Quote Originally Posted by SilverWarior View Post
Inf you go for Integer based algorithmic I recommend you stick to 32 bit Integers since most modern CPU's work either with 32 bit or 64 bit registers when doing math. This way you avoid converting from 16 to 32 bit and back all the time[...]
As far as my research shows, modern CPUs are well equipped to operate on 16 and 8 bit integers natively, no need to touch FPU. Expanding and shrinking is also very well supported in hardware. (Clear 32-bit registers, load 16-bit values into their lower parts, multiply as 32-bit, shift right by 16 bits, store result from the 16-bit lower part).
x86-64, for example, allows addressing registers like r8w..r15w , meaning 16-bit parts of its extra 64-bit registers r8..r15 - not to mention the old trusty ax, bx, cx, dx, si and di of x86 aren't going anywhere.

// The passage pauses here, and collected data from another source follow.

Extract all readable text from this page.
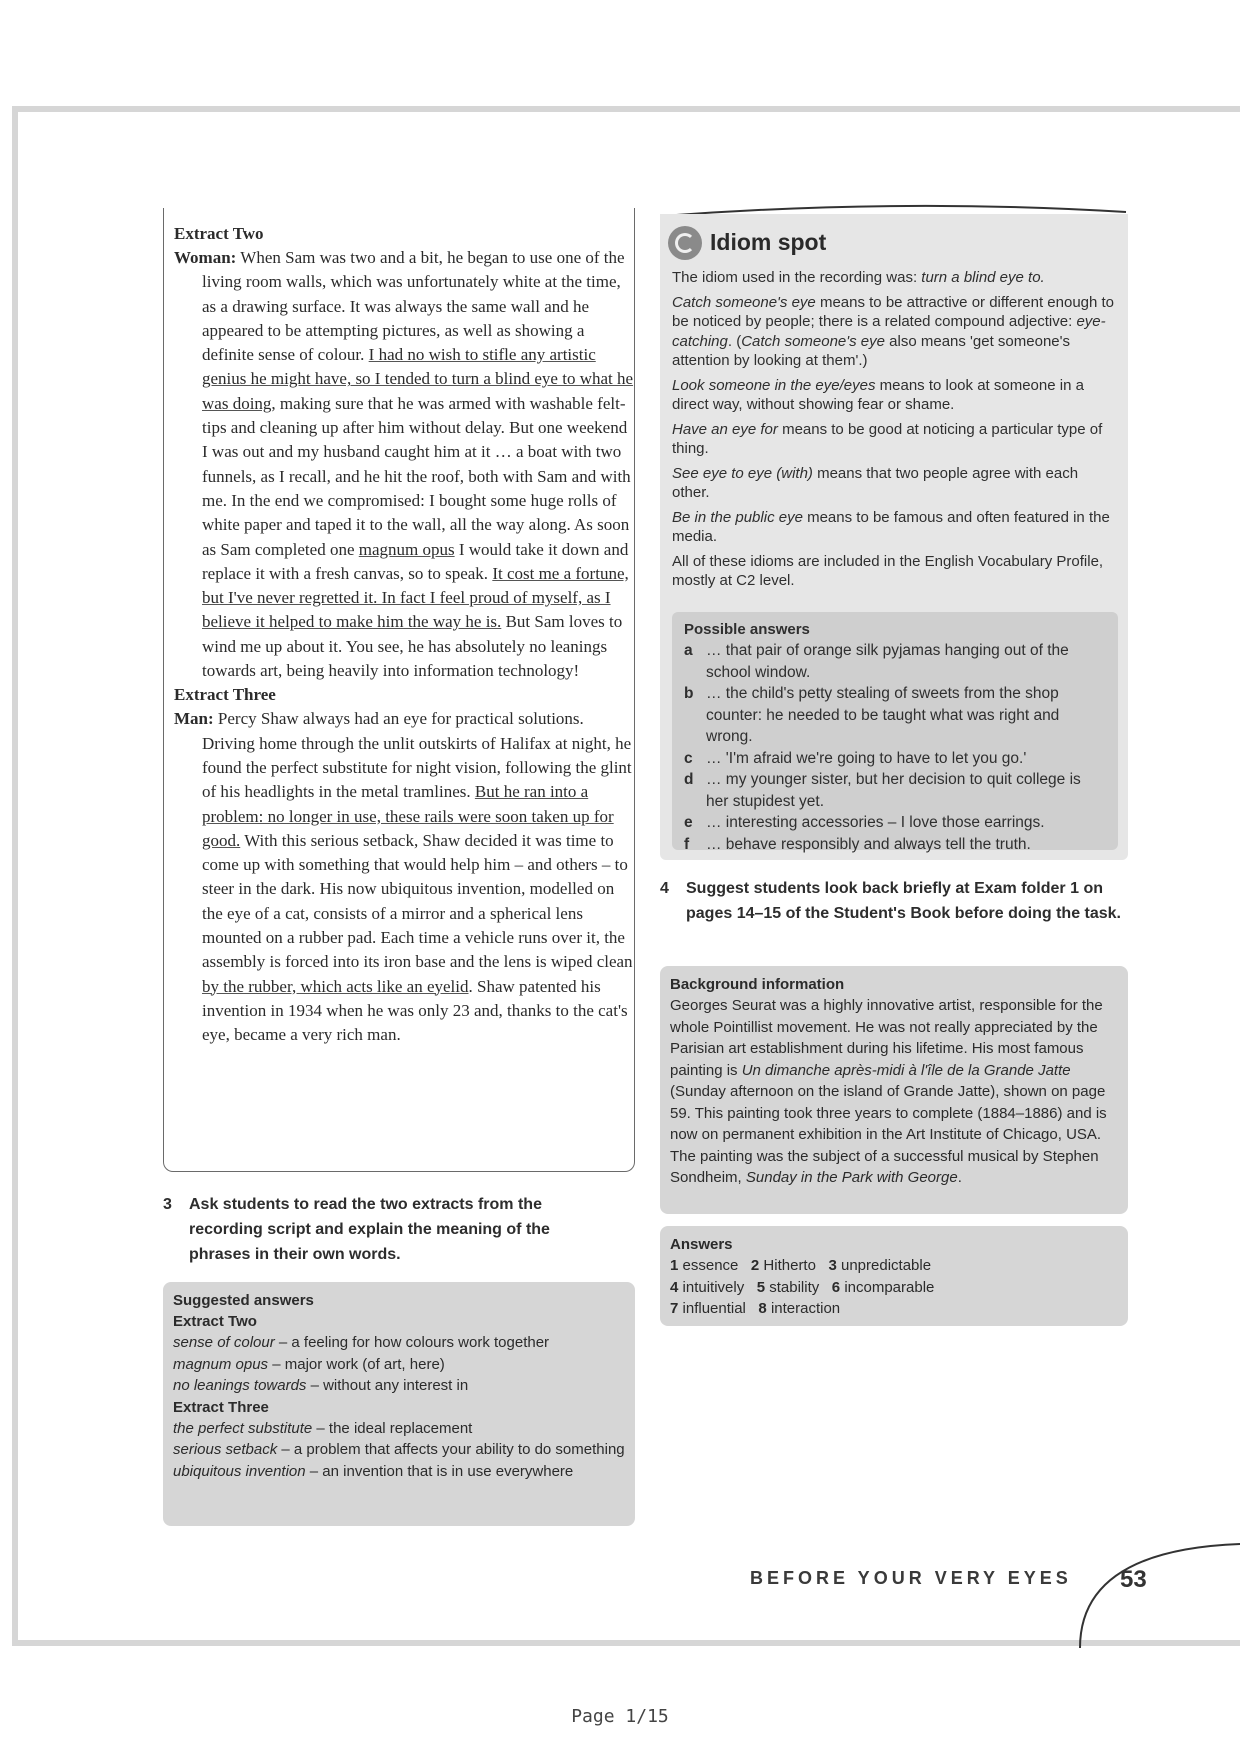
Extract Two

Woman: When Sam was two and a bit, he began to use one of the living room walls, which was unfortunately white at the time, as a drawing surface. It was always the same wall and he appeared to be attempting pictures, as well as showing a definite sense of colour. I had no wish to stifle any artistic genius he might have, so I tended to turn a blind eye to what he was doing, making sure that he was armed with washable felt-tips and cleaning up after him without delay. But one weekend I was out and my husband caught him at it … a boat with two funnels, as I recall, and he hit the roof, both with Sam and with me. In the end we compromised: I bought some huge rolls of white paper and taped it to the wall, all the way along. As soon as Sam completed one magnum opus I would take it down and replace it with a fresh canvas, so to speak. It cost me a fortune, but I've never regretted it. In fact I feel proud of myself, as I believe it helped to make him the way he is. But Sam loves to wind me up about it. You see, he has absolutely no leanings towards art, being heavily into information technology!

Extract Three

Man: Percy Shaw always had an eye for practical solutions. Driving home through the unlit outskirts of Halifax at night, he found the perfect substitute for night vision, following the glint of his headlights in the metal tramlines. But he ran into a problem: no longer in use, these rails were soon taken up for good. With this serious setback, Shaw decided it was time to come up with something that would help him – and others – to steer in the dark. His now ubiquitous invention, modelled on the eye of a cat, consists of a mirror and a spherical lens mounted on a rubber pad. Each time a vehicle runs over it, the assembly is forced into its iron base and the lens is wiped clean by the rubber, which acts like an eyelid. Shaw patented his invention in 1934 when he was only 23 and, thanks to the cat's eye, became a very rich man.

3	Ask students to read the two extracts from the recording script and explain the meaning of the phrases in their own words.
Suggested answers
Extract Two

sense of colour – a feeling for how colours work together

magnum opus – major work (of art, here)

no leanings towards – without any interest in

Extract Three

the perfect substitute – the ideal replacement

serious setback – a problem that affects your ability to do something

ubiquitous invention – an invention that is in use everywhere

Idiom spot

The idiom used in the recording was: turn a blind eye to.

Catch someone's eye means to be attractive or different enough to be noticed by people; there is a related compound adjective: eye-catching. (Catch someone's eye also means 'get someone's attention by looking at them'.)

Look someone in the eye/eyes means to look at someone in a direct way, without showing fear or shame.

Have an eye for means to be good at noticing a particular type of thing.

See eye to eye (with) means that two people agree with each other.

Be in the public eye means to be famous and often featured in the media.

All of these idioms are included in the English Vocabulary Profile, mostly at C2 level.

Possible answers
a … that pair of orange silk pyjamas hanging out of the school window.
b … the child's petty stealing of sweets from the shop counter: he needed to be taught what was right and wrong.
c … 'I'm afraid we're going to have to let you go.'
d … my younger sister, but her decision to quit college is her stupidest yet.
e … interesting accessories – I love those earrings.
f	… behave responsibly and always tell the truth.
4	Suggest students look back briefly at Exam folder 1 on pages 14–15 of the Student's Book before doing the task.
Background information

Georges Seurat was a highly innovative artist, responsible for the whole Pointillist movement. He was not really appreciated by the Parisian art establishment during his lifetime. His most famous painting is Un dimanche après-midi à l'île de la Grande Jatte (Sunday afternoon on the island of Grande Jatte), shown on page 59. This painting took three years to complete (1884–1886) and is now on permanent exhibition in the Art Institute of Chicago, USA. The painting was the subject of a successful musical by Stephen Sondheim, Sunday in the Park with George.

Answers

1 essence 2 Hitherto 3 unpredictable

4 intuitively 5 stability 6 incomparable

7 influential 8 interaction

BEFORE YOUR VERY EYES 53
Page 1/15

Serialization is not a problem: I use a library I made back in 2006..2008 that serializes into a binary format (achieved 1 million instances per second back then, on a Dual Core slowed to 1 GHz via lowering multiplier in BIOS, with DDR2-400 RAM)
Normal calculations aren't a problem either: Free Pascal is all about reproducibility, as my tests proved. It's vector normalization and trigonometric things like sincos that slow everything horribly.
Not even physics, but animation - which I want to be part of physics. Which operates on lots and lots of bones.
Also the fact my skinning is going to be calculated on CPU only, for ease of coding and better compatibility. 16-bit numbers are twice as fast in memory bound bottlenecks (too easy to hit)

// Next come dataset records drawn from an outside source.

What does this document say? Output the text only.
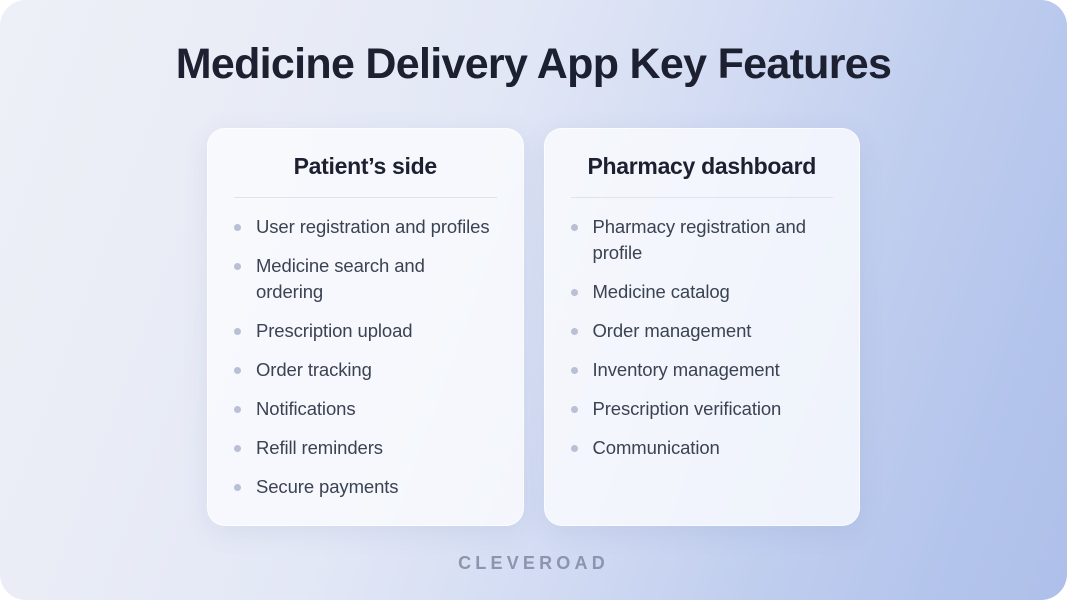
Medicine Delivery App Key Features
Patient’s side
User registration and profiles
Medicine search and ordering
Prescription upload
Order tracking
Notifications
Refill reminders
Secure payments
Pharmacy dashboard
Pharmacy registration and profile
Medicine catalog
Order management
Inventory management
Prescription verification
Communication
CLEVEROAD
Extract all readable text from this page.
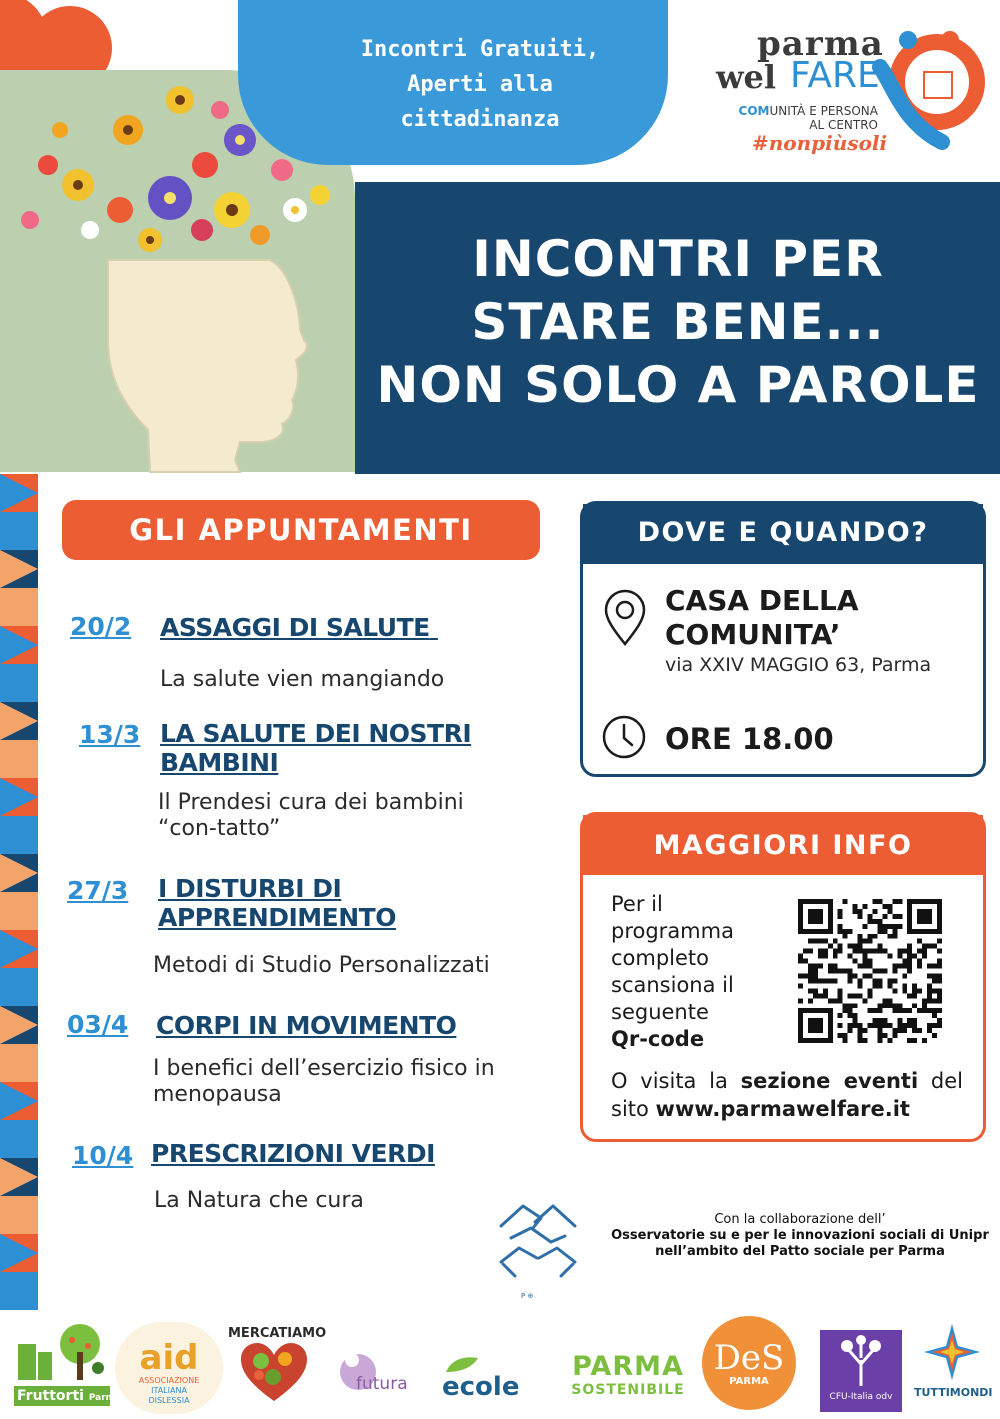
Incontri Gratuiti,
Aperti alla
cittadinanza
parma
wel FARE
COMUNITÀ E PERSONA
AL CENTRO
#nonpiùsoli
INCONTRI PER
STARE BENE...
NON SOLO A PAROLE
GLI APPUNTAMENTI
20/2 ASSAGGI DI SALUTE
La salute vien mangiando
13/3 LA SALUTE DEI NOSTRI
BAMBINI
Il Prendesi cura dei bambini
“con-tatto”
27/3 I DISTURBI DI
APPRENDIMENTO
Metodi di Studio Personalizzati
03/4 CORPI IN MOVIMENTO
I benefici dell’esercizio fisico in
menopausa
10/4 PRESCRIZIONI VERDI
La Natura che cura
DOVE E QUANDO?
CASA DELLA
COMUNITA’
via XXIV MAGGIO 63, Parma
ORE 18.00
MAGGIORI INFO
Per il
programma
completo
scansiona il
seguente
Qr-code
O visita la sezione eventi del sito www.parmawelfare.it
P ⊕
Con la collaborazione dell’
Osservatorie su e per le innovazioni sociali di Unipr
nell’ambito del Patto sociale per Parma
Fruttorti Parma
aid
ASSOCIAZIONE
ITALIANA
DISLESSIA
MERCATIAMO
futura ecole
PARMA
SOSTENIBILE
DeS
PARMA
CFU-Italia odv	TUTTIMONDI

Quote Originally Posted by Jonax View Post
Integer physics, such an interesting idea . Haven't tried that but I hear it was common for early programmers. I on the other hand rely heavily on the square root for moving things and calculating positions. Haven't considered using a table. It's so easy to just use the square root command. For my modest needs that's mostly fast enough.
I wasn't even aware of the SSE/AVX thingie. Is it some fancy vector calculation hardcoded in the silicon?
Mind the cache, you don't want that table to be larger than one kilobyte or so, only fits 512 16-bit values - thus, interpolation (and BSR trickery for square root). But even like that, a table would *shred* honest functions speed-wise if you need sin or cos.

SSE3 (which i had declared my minimum system requirements) provides sixteen 128-bit registers for vector floating point and integer calculations.
Its support dates back to single-core ancients, Athlon x64 (launched in 2003) and Pentium IV Prescott (launched in 2004). By 2007, the year I am aiming at hardware-wise, it was old and tried technology.

SSE can also act like MMX on steroids, operating on 16-bit and 8-bit numbers. The PMULHW command in particular, lets you multiply 16-bit signed integers like they are 8.8 fixed-point: it shifts the 32-bit result right by 16 only leaving the highest 16 bits. On a vector of 8 16-bit numbers stuffed into a 128-bit register.

AVX is very old stuff as well, my laptop dated 2012 has it (i5 2540m), extends the XMM registers to 256-bit YMM registers. Intel provides a code sample, I believe, that allows batch normalizing of vectors at a rate of one vector per tact.
AVX2 only adds more commands, as far as I know, while AVX512... Make a guess

Free Pascal, as far as I could tell, only supports AVX so far (it was long time since I last tested).

But if boggles the mind, how much raw muscle even a Core2 Duo has.